Search code examples
javasamlpingfederate

PingFederate SAML basic setup

I could use some help with getting SSO using PingFederate (SAML) for a web app.

I have a web application that has password authentication and google SSO integration and I want to add support for SSO with PingIdentity as well. It's for an organization that has their own on-prem PingIdentity server.

I've downloaded the PingFederate server locally and ran the sample applications. They don't fully work as I need a license key, which was promised to be given within 24 hours, but that was more than 72 hours ago.

  1. Does anybody know who I can contact to get a license key or bypass this requirement or get a trial license key...?

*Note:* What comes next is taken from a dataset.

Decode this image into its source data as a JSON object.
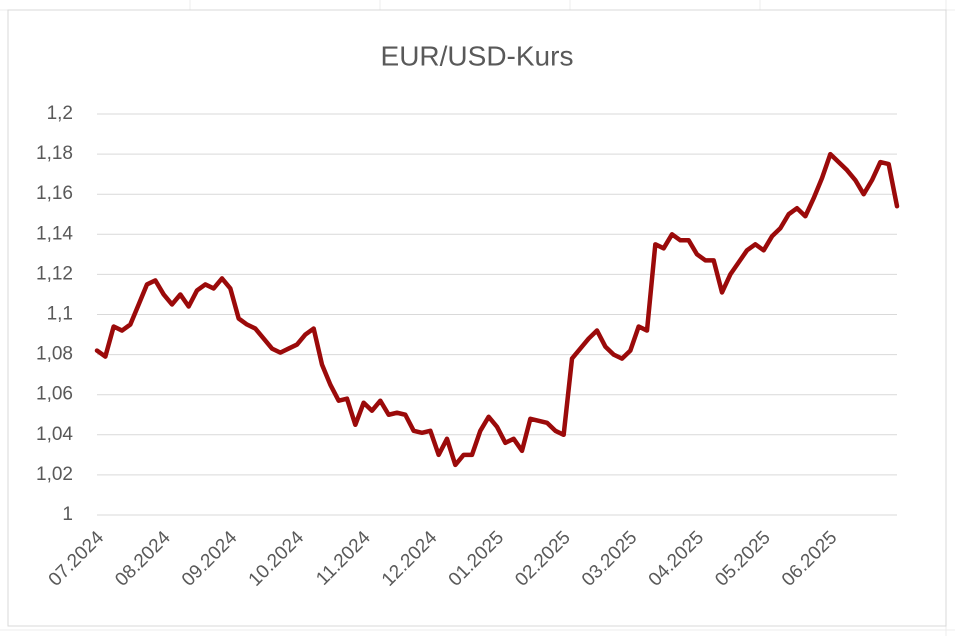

Moreover, I'm kinda lost on how to implement an SP. I found this filter: https://github.com/salesforceidentity/java-saml-sp - which seems pretty straight forward, but designed for salesforce apps. Tried to break it down for my needs, but seems like too much work. On the other hand, PingIdentity's tutorial has examples of IdP and SP, but again felt like I need to reverse engineer their SP.

What I want is to use PingIdentity installed locally on my computer as IdP and get reference on how to write an SP that also runs on my computer, that performs redirection to the IdP to check if authenticated, otherwise, the user can authenticate to it - and the redirects the user back to my web application, providing only the email the user used.

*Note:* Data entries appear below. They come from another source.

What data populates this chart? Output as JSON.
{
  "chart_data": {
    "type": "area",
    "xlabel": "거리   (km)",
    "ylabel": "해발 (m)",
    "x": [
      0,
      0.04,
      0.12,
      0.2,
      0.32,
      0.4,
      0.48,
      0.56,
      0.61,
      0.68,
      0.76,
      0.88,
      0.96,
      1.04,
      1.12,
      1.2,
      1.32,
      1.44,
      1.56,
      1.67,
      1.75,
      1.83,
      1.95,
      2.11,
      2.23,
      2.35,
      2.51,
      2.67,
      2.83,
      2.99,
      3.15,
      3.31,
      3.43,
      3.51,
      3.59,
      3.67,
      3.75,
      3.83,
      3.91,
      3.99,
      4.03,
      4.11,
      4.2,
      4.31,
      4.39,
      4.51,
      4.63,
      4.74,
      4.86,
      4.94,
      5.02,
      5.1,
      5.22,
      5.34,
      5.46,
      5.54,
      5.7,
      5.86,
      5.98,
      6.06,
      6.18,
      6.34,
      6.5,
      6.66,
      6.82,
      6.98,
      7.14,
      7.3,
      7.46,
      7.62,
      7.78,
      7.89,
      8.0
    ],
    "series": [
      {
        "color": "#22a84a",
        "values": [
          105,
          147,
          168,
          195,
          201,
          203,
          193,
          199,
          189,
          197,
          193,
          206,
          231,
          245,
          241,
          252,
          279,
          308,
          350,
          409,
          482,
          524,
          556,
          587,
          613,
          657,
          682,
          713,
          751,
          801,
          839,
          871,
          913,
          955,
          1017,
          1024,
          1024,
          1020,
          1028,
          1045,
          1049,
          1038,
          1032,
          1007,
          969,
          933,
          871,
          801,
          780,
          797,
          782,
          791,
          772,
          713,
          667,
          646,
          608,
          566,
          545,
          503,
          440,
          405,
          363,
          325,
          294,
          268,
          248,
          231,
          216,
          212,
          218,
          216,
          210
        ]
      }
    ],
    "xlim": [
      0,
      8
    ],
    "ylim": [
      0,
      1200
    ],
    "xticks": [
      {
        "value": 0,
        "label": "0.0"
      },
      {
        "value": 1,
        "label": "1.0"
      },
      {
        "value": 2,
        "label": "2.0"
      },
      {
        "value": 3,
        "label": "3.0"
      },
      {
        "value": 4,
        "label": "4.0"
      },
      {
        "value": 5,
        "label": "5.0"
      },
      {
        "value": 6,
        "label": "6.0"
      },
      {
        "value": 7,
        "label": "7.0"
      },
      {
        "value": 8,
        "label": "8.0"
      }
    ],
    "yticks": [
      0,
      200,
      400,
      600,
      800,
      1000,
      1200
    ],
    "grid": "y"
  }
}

All of the examples seems cumbersome and non seems to easily explain what I as a developer need to do to implement an SP (that isn't part of salesforce and other stuff).

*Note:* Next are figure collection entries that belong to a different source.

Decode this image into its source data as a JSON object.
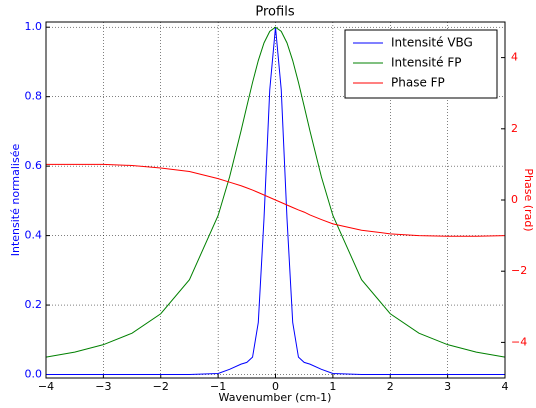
{
  "chart_data": {
    "type": "line",
    "title": "Profils",
    "x_label": "Wavenumber (cm-1)",
    "y_label": "Intensité normalisée",
    "y2_label": "Phase (rad)",
    "x": [
      -4,
      -3.5,
      -3,
      -2.5,
      -2,
      -1.5,
      -1,
      -0.8,
      -0.6,
      -0.5,
      -0.4,
      -0.3,
      -0.2,
      -0.1,
      0,
      0.1,
      0.2,
      0.3,
      0.4,
      0.5,
      0.6,
      0.8,
      1,
      1.5,
      2,
      2.5,
      3,
      3.5,
      4
    ],
    "series": [
      {
        "name": "Intensité VBG",
        "color": "#0000ff",
        "values": [
          0,
          0,
          0,
          0,
          0,
          0,
          0.003,
          0.015,
          0.03,
          0.035,
          0.05,
          0.15,
          0.45,
          0.82,
          1,
          0.82,
          0.45,
          0.15,
          0.05,
          0.035,
          0.03,
          0.015,
          0.003,
          0,
          0,
          0,
          0,
          0,
          0
        ]
      },
      {
        "name": "Intensité FP",
        "color": "#008000",
        "values": [
          0.05,
          0.0646,
          0.086,
          0.119,
          0.175,
          0.273,
          0.458,
          0.569,
          0.702,
          0.772,
          0.841,
          0.904,
          0.955,
          0.988,
          1,
          0.988,
          0.955,
          0.904,
          0.841,
          0.772,
          0.702,
          0.569,
          0.458,
          0.273,
          0.175,
          0.119,
          0.086,
          0.0646,
          0.05
        ]
      },
      {
        "name": "Phase FP",
        "color": "#ff0000",
        "axis": "y2",
        "values": [
          1.0,
          1.0,
          1.0,
          0.97,
          0.9,
          0.8,
          0.6,
          0.5,
          0.4,
          0.34,
          0.28,
          0.21,
          0.14,
          0.07,
          0,
          -0.07,
          -0.14,
          -0.21,
          -0.28,
          -0.34,
          -0.42,
          -0.55,
          -0.67,
          -0.85,
          -0.95,
          -1.0,
          -1.02,
          -1.02,
          -1.0
        ]
      }
    ],
    "xlim": [
      -4,
      4
    ],
    "xticks": [
      {
        "value": -4,
        "label": "−4"
      },
      {
        "value": -3,
        "label": "−3"
      },
      {
        "value": -2,
        "label": "−2"
      },
      {
        "value": -1,
        "label": "−1"
      },
      0,
      1,
      2,
      3,
      4
    ],
    "ylim": [
      -0.01,
      1.015
    ],
    "yticks": [
      {
        "value": 0,
        "label": "0.0"
      },
      {
        "value": 0.2,
        "label": "0.2"
      },
      {
        "value": 0.4,
        "label": "0.4"
      },
      {
        "value": 0.6,
        "label": "0.6"
      },
      {
        "value": 0.8,
        "label": "0.8"
      },
      {
        "value": 1,
        "label": "1.0"
      }
    ],
    "y2lim": [
      -5,
      5
    ],
    "y2ticks": [
      {
        "value": -4,
        "label": "−4"
      },
      {
        "value": -2,
        "label": "−2"
      },
      0,
      2,
      4
    ],
    "grid": true,
    "legend": "upper right",
    "y_color": "#0000ff",
    "y2_color": "#ff0000"
  }
}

  1. So, I'm just looking for any implemented example close to what I need.

I'm using Tomcat (and of course java) as my web application backend.

Thank you

Solution

  • First, PingFederate is commercial software, and asking on StackOverflow as to how to bypass licensing is extremely bad form.

    Second, while it's certainly good to use PingFederate as a reference implementation, none of the account teams will be in a hurry to get back to you knowing that all you want to do is get a license to use while you validate whatever code you're going to write. What's the rush? You're not going to buy the software... And while you may not like that answer, it's an honest one. If you wrote a solid piece of software, and someone asked you for a temporary key while they copied a portion of it, would you be in a rush to hand one to them? You can, however, send an email to [email protected] - use a business email (they won't send keys to common consumer addresses, like GMail, Yahoo, etc.), and see what happens.

    Third, there are a multitude of open-source toolkits for SAML. Everything from Spring to PicketLink will work on Tomcat. Google turns up a plethora of guides on configuring them both.